監視やバックアップの頻度や範囲を適切に設定し、自社のリスク許容度と予算のバランスを取りながら最適化しましょう。
責任共有モデルで失敗しないためのチェックリスト
セキュリティポリシーの策定
OS・ミドルウェアのパッチ適用フロー整備
IAMポリシーの最小権限化と定期レビュー
VPCやサブネット設計の見直し
CloudTrailやCloudWatchでのログ監視体制
インシデント発生時の連絡・対応フローの作成
セキュリティ監査の定期実施
事例紹介:責任共有モデルを理解しきれずに発生したトラブル例
S3バケットの誤設定: パブリックアクセスのオプションをオフにせず、社内情報が外部に流出
OSパッチの未適用: AWS基盤は正常でも、ゲストOSの脆弱性放置による侵入被害
IAMの過剰権限: 実際には不要な権限を与えられたユーザーが誤操作し、重要データが削除
こうした事例は、「AWS=セキュリティは万全」と誤解したり、運用管理フローが不十分だったりすることが原因で起こりがちです。
まとめ
AWSの責任共有モデルは、クラウドプロバイダであるAWSがカバーする範囲と利用者が対処すべき範囲を明確に示しています。
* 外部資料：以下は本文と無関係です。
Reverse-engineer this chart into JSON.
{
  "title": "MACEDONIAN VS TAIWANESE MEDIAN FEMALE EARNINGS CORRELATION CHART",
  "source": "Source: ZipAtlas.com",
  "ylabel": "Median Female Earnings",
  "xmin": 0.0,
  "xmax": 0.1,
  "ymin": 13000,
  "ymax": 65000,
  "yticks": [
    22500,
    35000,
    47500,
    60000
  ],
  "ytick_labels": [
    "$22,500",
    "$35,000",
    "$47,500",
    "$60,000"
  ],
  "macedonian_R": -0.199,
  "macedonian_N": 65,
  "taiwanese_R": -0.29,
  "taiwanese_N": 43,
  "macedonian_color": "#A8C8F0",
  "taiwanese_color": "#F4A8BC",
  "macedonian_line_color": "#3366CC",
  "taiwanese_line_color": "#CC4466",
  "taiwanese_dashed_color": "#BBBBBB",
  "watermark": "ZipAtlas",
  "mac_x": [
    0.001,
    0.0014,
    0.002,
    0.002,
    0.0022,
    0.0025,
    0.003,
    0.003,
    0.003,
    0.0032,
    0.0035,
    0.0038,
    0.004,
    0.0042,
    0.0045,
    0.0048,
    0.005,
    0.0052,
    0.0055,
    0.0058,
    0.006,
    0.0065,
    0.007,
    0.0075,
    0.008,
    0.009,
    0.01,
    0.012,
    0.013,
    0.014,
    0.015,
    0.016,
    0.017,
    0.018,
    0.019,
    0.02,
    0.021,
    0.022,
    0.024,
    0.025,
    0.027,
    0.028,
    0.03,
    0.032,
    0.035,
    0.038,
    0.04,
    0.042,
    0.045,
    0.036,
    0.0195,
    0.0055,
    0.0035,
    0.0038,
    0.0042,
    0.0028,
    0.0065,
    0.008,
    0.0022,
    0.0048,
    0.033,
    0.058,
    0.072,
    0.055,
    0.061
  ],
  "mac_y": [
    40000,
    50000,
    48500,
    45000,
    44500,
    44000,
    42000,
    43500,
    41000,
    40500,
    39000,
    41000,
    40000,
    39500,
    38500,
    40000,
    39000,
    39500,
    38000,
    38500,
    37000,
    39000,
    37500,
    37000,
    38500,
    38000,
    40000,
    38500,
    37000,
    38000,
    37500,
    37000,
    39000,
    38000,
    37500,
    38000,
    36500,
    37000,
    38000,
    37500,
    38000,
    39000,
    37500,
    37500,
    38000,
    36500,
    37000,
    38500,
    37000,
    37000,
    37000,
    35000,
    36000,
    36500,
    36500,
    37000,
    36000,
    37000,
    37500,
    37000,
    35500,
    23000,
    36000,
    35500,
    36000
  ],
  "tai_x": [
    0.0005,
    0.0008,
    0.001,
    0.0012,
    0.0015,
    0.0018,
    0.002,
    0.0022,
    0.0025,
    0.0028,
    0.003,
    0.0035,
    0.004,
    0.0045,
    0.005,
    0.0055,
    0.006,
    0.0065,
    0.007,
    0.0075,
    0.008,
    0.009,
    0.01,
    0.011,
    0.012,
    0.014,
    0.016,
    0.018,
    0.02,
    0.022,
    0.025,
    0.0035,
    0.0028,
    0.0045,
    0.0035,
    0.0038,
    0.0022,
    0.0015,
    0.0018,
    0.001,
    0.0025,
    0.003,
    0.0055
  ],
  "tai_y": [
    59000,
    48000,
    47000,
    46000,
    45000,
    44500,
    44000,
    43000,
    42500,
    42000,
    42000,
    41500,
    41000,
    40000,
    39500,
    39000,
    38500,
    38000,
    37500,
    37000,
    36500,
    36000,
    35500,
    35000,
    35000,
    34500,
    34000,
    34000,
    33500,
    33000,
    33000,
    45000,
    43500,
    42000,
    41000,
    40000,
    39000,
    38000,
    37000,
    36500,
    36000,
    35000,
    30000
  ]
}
AWSによる強固なインフラセキュリティは大きな利点ですが、アプリケーションやOS、ネットワーク設定などは利用者が責任を持って管理しなければなりません。
本記事で紹介したセキュリティサービスやチェックリストを活用しながら、自社のシステムを定期的にレビュー・改善していくことが、安全で効率的なAWS運用につながります。
ぜひこの特性を理解し、適切なマネージドサービスを選定・活用しましょう。
参考リンク・参考文献
本記事を参考に、AWS上でのセキュリティをしっかりと確立し、安心してクラウドのメリットを享受していただければ幸いです。